Cuento «Olimpo» por Melissa Cammilleri

I

Las botas negras vuelven y luego se van, cada tanto regresan. Manuela está esperando una respuesta, un algo que le dé una señal de esperanza, una rendija de luz que entre por debajo de la puerta o, aunque sea, un mísero pedazo de pan. La frazada apenas le cubre el torso y las rodillas. Siente dolor. Un dolor punzante en la cabeza y el vientre. El taconeo de zapatos es intermitente, a veces suena más fuerte y se acompasa con los sonidos que vienen de adentro suyo. «Mi panza no deja de crecer, cuánto más crecerá, voy a reventar como un globo», se dice a sí misma, mientras trata de dormir. Ayer entraron y la golpearon, la amenazaron diciéndole «irrecuperable, nunca te va a conocer », «no va a saber quién sos», «ya va a andar afuera, jugando y mamando de otra gente». Manuela, al recordar, llora.

II

El olor a neumáticos chamuscados que viene del patio la despierta. Es un olor penetrante, lacerante, le arden los ojos. «¿Qué andarán quemando hoy?», se pregunta. «A quién, che», le corrige su compañera de habitación, Lucía. Un pie, sin bota, le golpetea la panza.

III

Por la mañana, las botas de cuero negro entran y se la llevan. La arrastran por el pasillo hasta el pabellón central, la zamarrean y la suben por unas escaleras estrechas, muy estrechas. Siente que se va a caer y va a rodar escalón tras escalón hasta estrellarse en el piso, reventándose como un huevo. Se detienen en una salita sucia. Uno de zapatos blancos la acuesta en una cama, le abre las piernas.
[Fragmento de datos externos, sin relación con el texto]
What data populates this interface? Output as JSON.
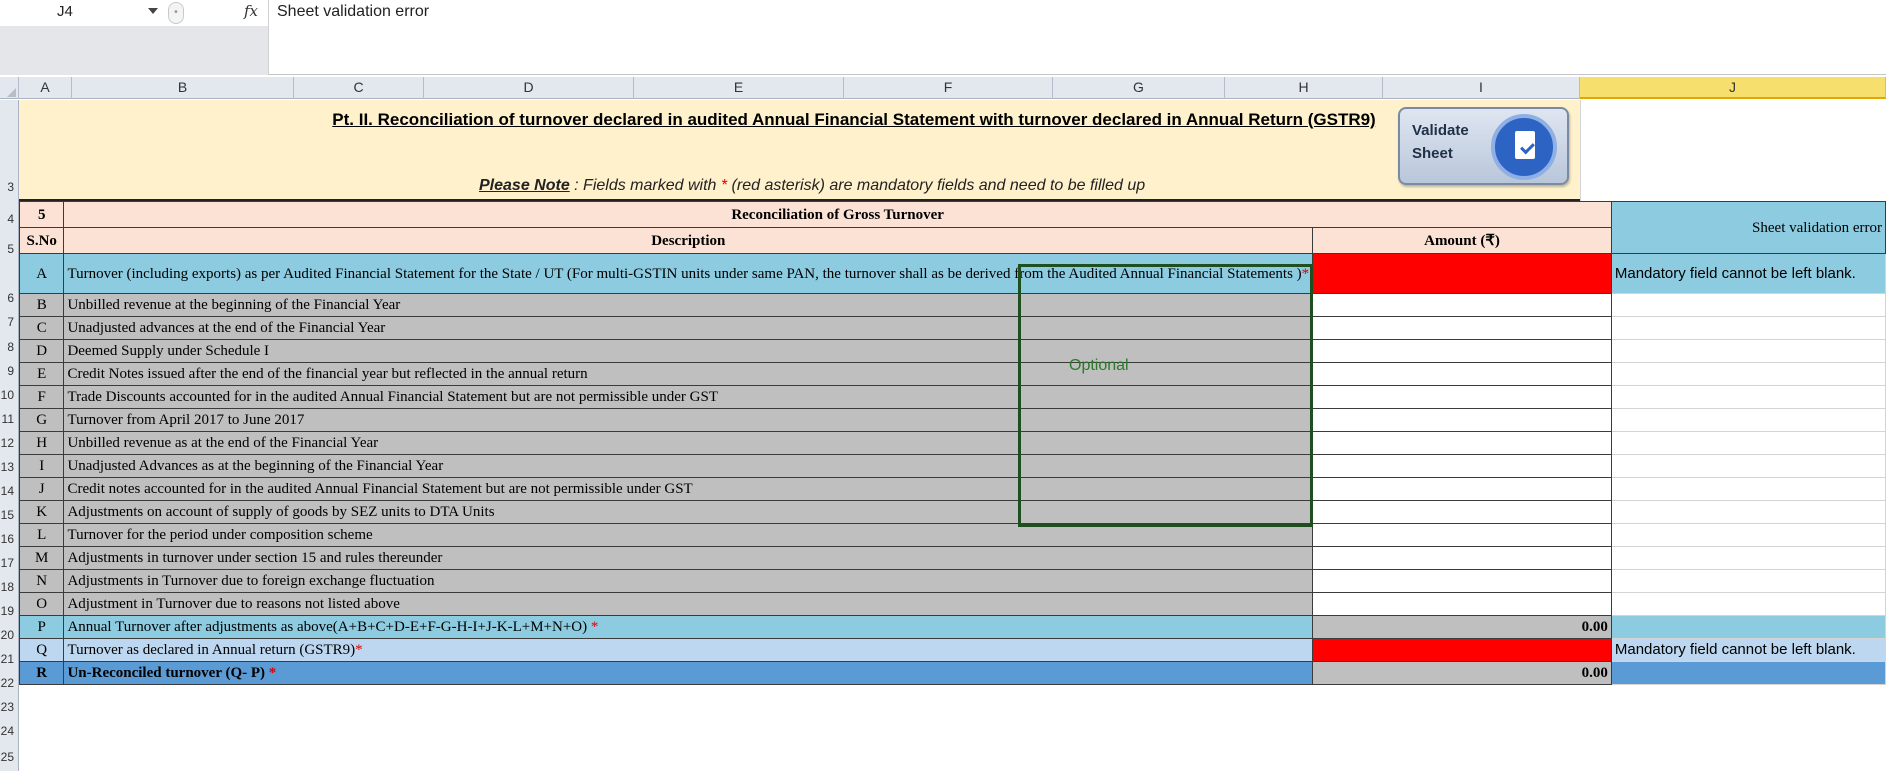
{
  "formula_bar": {
    "cell_ref": "J4",
    "fx_label": "fx",
    "formula": "Sheet validation error"
  },
  "columns": [
    "A",
    "B",
    "C",
    "D",
    "E",
    "F",
    "G",
    "H",
    "I",
    "J"
  ],
  "selected_column": "J",
  "row_numbers": [
    "3",
    "4",
    "5",
    "6",
    "7",
    "8",
    "9",
    "10",
    "11",
    "12",
    "13",
    "14",
    "15",
    "16",
    "17",
    "18",
    "19",
    "20",
    "21",
    "22",
    "23",
    "24",
    "25"
  ],
  "banner": {
    "title": "Pt. II. Reconciliation of turnover declared in audited Annual Financial Statement with turnover declared in Annual Return (GSTR9)",
    "note_label": "Please Note",
    "note_pre": " : Fields marked with ",
    "note_asterisk": "*",
    "note_post": " (red asterisk) are mandatory fields and need to be filled up"
  },
  "validate_button": {
    "label": "Validate\nSheet"
  },
  "table": {
    "section_no": "5",
    "section_title": "Reconciliation of Gross Turnover",
    "col_sno": "S.No",
    "col_desc": "Description",
    "col_amount": "Amount (₹)",
    "error_header": "Sheet validation error",
    "rows": [
      {
        "sno": "A",
        "desc": "Turnover (including exports) as per Audited Financial Statement  for the State / UT (For multi-GSTIN units under same PAN, the turnover shall as be derived from the Audited Annual Financial Statements )",
        "mandatory": "*",
        "amount": "",
        "error": "Mandatory field cannot be left blank."
      },
      {
        "sno": "B",
        "desc": "Unbilled revenue at the beginning of the Financial Year",
        "mandatory": "",
        "amount": "",
        "error": ""
      },
      {
        "sno": "C",
        "desc": "Unadjusted advances at the end of the Financial Year",
        "mandatory": "",
        "amount": "",
        "error": ""
      },
      {
        "sno": "D",
        "desc": "Deemed Supply under Schedule I",
        "mandatory": "",
        "amount": "",
        "error": ""
      },
      {
        "sno": "E",
        "desc": "Credit Notes issued after the end of the financial year but reflected in the annual return",
        "mandatory": "",
        "amount": "",
        "error": ""
      },
      {
        "sno": "F",
        "desc": "Trade Discounts  accounted for in the audited Annual Financial Statement but are not permissible under GST",
        "mandatory": "",
        "amount": "",
        "error": ""
      },
      {
        "sno": "G",
        "desc": "Turnover from April 2017 to June 2017",
        "mandatory": "",
        "amount": "",
        "error": ""
      },
      {
        "sno": "H",
        "desc": "Unbilled revenue as at the end of the Financial Year",
        "mandatory": "",
        "amount": "",
        "error": ""
      },
      {
        "sno": "I",
        "desc": "Unadjusted Advances as at the beginning of the Financial Year",
        "mandatory": "",
        "amount": "",
        "error": ""
      },
      {
        "sno": "J",
        "desc": "Credit notes accounted for in the audited Annual Financial Statement but are not permissible under GST",
        "mandatory": "",
        "amount": "",
        "error": ""
      },
      {
        "sno": "K",
        "desc": "Adjustments on account of supply of goods by SEZ units to DTA Units",
        "mandatory": "",
        "amount": "",
        "error": ""
      },
      {
        "sno": "L",
        "desc": "Turnover for the period under composition scheme",
        "mandatory": "",
        "amount": "",
        "error": ""
      },
      {
        "sno": "M",
        "desc": "Adjustments in turnover under section 15 and rules thereunder",
        "mandatory": "",
        "amount": "",
        "error": ""
      },
      {
        "sno": "N",
        "desc": "Adjustments in Turnover due to foreign exchange fluctuation",
        "mandatory": "",
        "amount": "",
        "error": ""
      },
      {
        "sno": "O",
        "desc": "Adjustment in Turnover due to reasons not listed above",
        "mandatory": "",
        "amount": "",
        "error": ""
      },
      {
        "sno": "P",
        "desc": "Annual Turnover after adjustments as above(A+B+C+D-E+F-G-H-I+J-K-L+M+N+O) ",
        "mandatory": "*",
        "amount": "0.00",
        "error": ""
      },
      {
        "sno": "Q",
        "desc": "Turnover as declared in Annual return (GSTR9)",
        "mandatory": "*",
        "amount": "",
        "error": "Mandatory field cannot be left blank."
      },
      {
        "sno": "R",
        "desc": "Un-Reconciled turnover  (Q- P) ",
        "mandatory": "*",
        "amount": "0.00",
        "error": ""
      }
    ],
    "optional_label": "Optional"
  },
  "colors": {
    "banner_bg": "#fef1cc",
    "header_pink": "#fbe2d4",
    "row_blue": "#8ccbe0",
    "row_gray": "#bfbfbf",
    "row_light_blue": "#bcd7ef",
    "row_mid_blue": "#5b9bd5",
    "error_red": "#ff0000",
    "asterisk_red": "#e00000",
    "optional_border": "#1f4e1f",
    "selected_col": "#f7df6e"
  }
}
Manuela no quiere mirar a nadie a los ojos, no puede. Si lo hace, le había dicho Lucía, los recordará para toda su vida. En su lugar, grita.

IV

Manuela está esperando a que se lo devuelvan, acostada sobre el suelo y envuelta nuevamente en su frazada. Ahora le llega un poquito más abajo, hasta las pantorrillas. «El vientre me duele todavía, pero se desinfló», observa. «Cualquier globo o monte puede desinflarse, incluso el Olimpo», pensaba extenuada, febril. Las botas no regresan en todo el día. A la compañera se la llevaron ayer. Todavía resuena en su habitación, su pequeño refugio desnudo, los «¡mamita, ay, mamita!» que escupía Lucía mientras las botas la tomaban por el pelo y cerraban la puerta tras de sí. Manuela, espera. Nadie regresa durante toda la noche, o día, ya perdió la cuenta. Se acomoda un poco la frazada, y duerme.